Early cancer detection, screening and diagnosis save lives

The Cancer Association of Namibia (CAN) on Monday highlighted the importance of early cancer detection, screening and diagnosis in saving lives.

CAN’s message was reiterated by its Chief Executive Officer (CEO) Rolf Hansen, during the commemoration of the World Cancer Day here on Monday, where a ‘Lavender Walk Route’ took place.

World Cancer Day is commemorated on 04 February annually.

Hansen said CAN is joining global leaders such as the Union for International Cancer Control (UICC) and World Health Organisation (WHO) to inspire action from individuals, the health community and governments to improve public awareness and access to early detection and diagnosis.

“Universally, the majority of cancers are amendable to early detection.
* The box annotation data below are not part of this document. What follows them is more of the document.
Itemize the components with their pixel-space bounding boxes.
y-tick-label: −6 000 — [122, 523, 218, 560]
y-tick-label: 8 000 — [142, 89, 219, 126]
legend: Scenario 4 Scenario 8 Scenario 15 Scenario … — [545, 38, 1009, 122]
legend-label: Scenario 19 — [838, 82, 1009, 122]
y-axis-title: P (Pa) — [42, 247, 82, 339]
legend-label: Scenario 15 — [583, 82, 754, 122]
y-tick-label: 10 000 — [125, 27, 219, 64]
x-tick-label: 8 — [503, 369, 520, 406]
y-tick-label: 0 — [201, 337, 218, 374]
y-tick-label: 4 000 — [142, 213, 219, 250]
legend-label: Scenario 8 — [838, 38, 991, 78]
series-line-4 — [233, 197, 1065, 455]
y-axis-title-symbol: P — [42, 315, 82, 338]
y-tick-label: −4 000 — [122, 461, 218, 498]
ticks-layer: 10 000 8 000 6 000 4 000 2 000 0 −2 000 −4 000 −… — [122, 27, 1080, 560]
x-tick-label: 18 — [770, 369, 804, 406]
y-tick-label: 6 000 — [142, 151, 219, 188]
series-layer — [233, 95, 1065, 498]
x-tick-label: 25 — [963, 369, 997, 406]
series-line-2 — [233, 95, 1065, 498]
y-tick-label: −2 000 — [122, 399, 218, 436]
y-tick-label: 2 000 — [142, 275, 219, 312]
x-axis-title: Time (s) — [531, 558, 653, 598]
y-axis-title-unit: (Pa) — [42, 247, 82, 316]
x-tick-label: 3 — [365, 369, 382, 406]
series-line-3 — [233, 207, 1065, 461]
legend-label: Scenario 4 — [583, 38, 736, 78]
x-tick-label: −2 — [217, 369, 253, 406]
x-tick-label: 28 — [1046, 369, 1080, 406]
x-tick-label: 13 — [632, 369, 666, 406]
When a cancer is detected at an early stage and when coupled with appropriate treatment, the chance of survival beyond five years is dramatically higher than when detected at a later stage when the tumour has spread, and the disease is more advanced,” noted Hansen.

He explained that the National Cancer Outreach Programme of CAN is their vehicle to go out and create awareness and do screenings.
He further noted that early diagnosis can also reduce the cost of treatment, stating that high-income countries show treatment costs for early-diagnosed cancer patients are two to four times less than treating those diagnosed with advanced-staged cancer.

Hansen also mentioned that there are a number of individual-level factors that can affect early detection and screening attendance.
“Age can largely influence someone’s ability to understand and communicate their early symptoms of cancer, making children particularly vulnerable,” he said.

Hansen therefore urged primary health care officials to start learning and knowing about cancer so that when a parent or patient goes to them, they are not misdiagnosed.

Sharing similar sentiments was Cary Adams, CEO of UICC who mentioned that this year particularly on World Cancer Day, they want people to know that many cancers can be managed and even cured, especially if they are detected and treated as early as possible.

“By detecting cancer at its earliest stage, we seize the greatest opportunity to prevent millions of avoidable deaths worldwide,” she explained.

The walk was attended by cancer survivors, nurses, corporate entities and other members of the public.